Pendant ce temps, le taux de décrochage scolaire descend bien lentement, et les gangs de rue prennent de l'expansion. Au-delà des partis, de plus en plus de jeunes poussent dans un printemps chaotique.

Pour ma part, je suis de ceux et celles qui se posent mille questions, ne sachant plus si je suis responsable ou coupable de faire lire du Miron, d'analyser le Speak White de Lalonde ou de relever les jeux de mots hallucinants d'une chanson des Loco Locass dans le cadre du cours de littérature québécoise chez les finissants de mon cégep. Avant, je ne me posais pas ce genre de questions, je trouvais la chose normale puisqu'il faut traiter de l'époque de la Révolution tranquille, quand la littérature engagée se jetait dans la cause nationaliste et, plus tard, la cause féministe.

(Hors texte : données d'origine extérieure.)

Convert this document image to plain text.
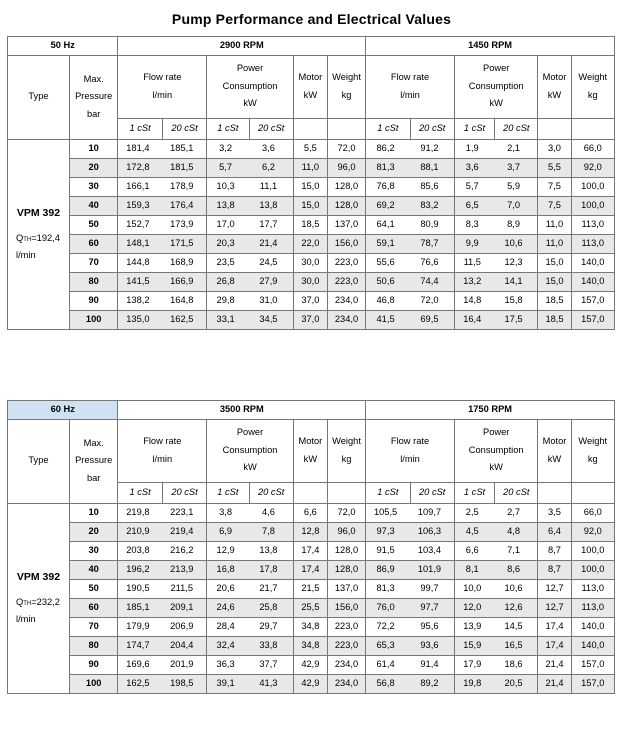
Pump Performance and Electrical Values
50 Hz		2900 RPM						1450 RPM					
Type	Max.
Pressure
bar	Flow rate
l/min		Power
Consumption
kW		Motor
kW	Weight
kg	Flow rate
l/min		Power
Consumption
kW		Motor
kW	Weight
kg
		1 cSt	20 cSt	1 cSt	20 cSt			1 cSt	20 cSt	1 cSt	20 cSt		

VPM 392
QTH=192,4
l/min	10	181,4	185,1	3,2	3,6	5,5	72,0	86,2	91,2	1,9	2,1	3,0	66,0
	20	172,8	181,5	5,7	6,2	11,0	96,0	81,3	88,1	3,6	3,7	5,5	92,0
	30	166,1	178,9	10,3	11,1	15,0	128,0	76,8	85,6	5,7	5,9	7,5	100,0
	40	159,3	176,4	13,8	13,8	15,0	128,0	69,2	83,2	6,5	7,0	7,5	100,0
	50	152,7	173,9	17,0	17,7	18,5	137,0	64,1	80,9	8,3	8,9	11,0	113,0
	60	148,1	171,5	20,3	21,4	22,0	156,0	59,1	78,7	9,9	10,6	11,0	113,0
	70	144,8	168,9	23,5	24,5	30,0	223,0	55,6	76,6	11,5	12,3	15,0	140,0
	80	141,5	166,9	26,8	27,9	30,0	223,0	50,6	74,4	13,2	14,1	15,0	140,0
	90	138,2	164,8	29,8	31,0	37,0	234,0	46,8	72,0	14,8	15,8	18,5	157,0
	100	135,0	162,5	33,1	34,5	37,0	234,0	41,5	69,5	16,4	17,5	18,5	157,0
60 Hz		3500 RPM						1750 RPM					
Type	Max.
Pressure
bar	Flow rate
l/min		Power
Consumption
kW		Motor
kW	Weight
kg	Flow rate
l/min		Power
Consumption
kW		Motor
kW	Weight
kg
		1 cSt	20 cSt	1 cSt	20 cSt			1 cSt	20 cSt	1 cSt	20 cSt		

VPM 392
QTH=232,2
l/min	10	219,8	223,1	3,8	4,6	6,6	72,0	105,5	109,7	2,5	2,7	3,5	66,0
	20	210,9	219,4	6,9	7,8	12,8	96,0	97,3	106,3	4,5	4,8	6,4	92,0
	30	203,8	216,2	12,9	13,8	17,4	128,0	91,5	103,4	6,6	7,1	8,7	100,0
	40	196,2	213,9	16,8	17,8	17,4	128,0	86,9	101,9	8,1	8,6	8,7	100,0
	50	190,5	211,5	20,6	21,7	21,5	137,0	81,3	99,7	10,0	10,6	12,7	113,0
	60	185,1	209,1	24,6	25,8	25,5	156,0	76,0	97,7	12,0	12,6	12,7	113,0
	70	179,9	206,9	28,4	29,7	34,8	223,0	72,2	95,6	13,9	14,5	17,4	140,0
	80	174,7	204,4	32,4	33,8	34,8	223,0	65,3	93,6	15,9	16,5	17,4	140,0
	90	169,6	201,9	36,3	37,7	42,9	234,0	61,4	91,4	17,9	18,6	21,4	157,0
	100	162,5	198,5	39,1	41,3	42,9	234,0	56,8	89,2	19,8	20,5	21,4	157,0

Parler de cette époque est-il dorénavant associé à la pratique active de quelque propagande? Si l'on accepte cette idée, c'est que l'on relègue la littérature engagée aux poubelles de l'histoire. Dès lors, il faut aussi jeter la littérature du terroir (propagande catholique par excellence).

La question est de savoir si un auteur ne peut pas être à la fois engagé et doué sur le plan littéraire... Il semble que oui. La littérature engagée (pratiquée depuis toujours, à l'époque des guerres de religion en France, ou à l'époque romantique, par exemple) est aussi une littérature en soi. On ne peut échapper au phénomène qui s'est développé au Québec dans les années 1960 et 1970. Le phénomène du joual développé par un certain nombre de créateurs, inauguré par Michel Tremblay dans Les Belles-Soeurs et Victor-Lévy Beaulieu tant dans son oeuvre romanesque que dans sa dramaturgie, ce joual léger dans Salut Galarneau! de Jacques Godbout, voire plus musclé dans Les fées ont soif de Denise Boucher, ne résulte-t-il pas de tout un travail de recréation linguistique où l'auteur cherche à recréer la parole tout en lui insufflant une vigueur, une structure et une charge dramatique jusqu'ici inégalée?

Ah là là!, dorénavant, tout est devenu suspect... Ce «guide» pose plus de questions qu'il n'en résout, j'en ai bien peur.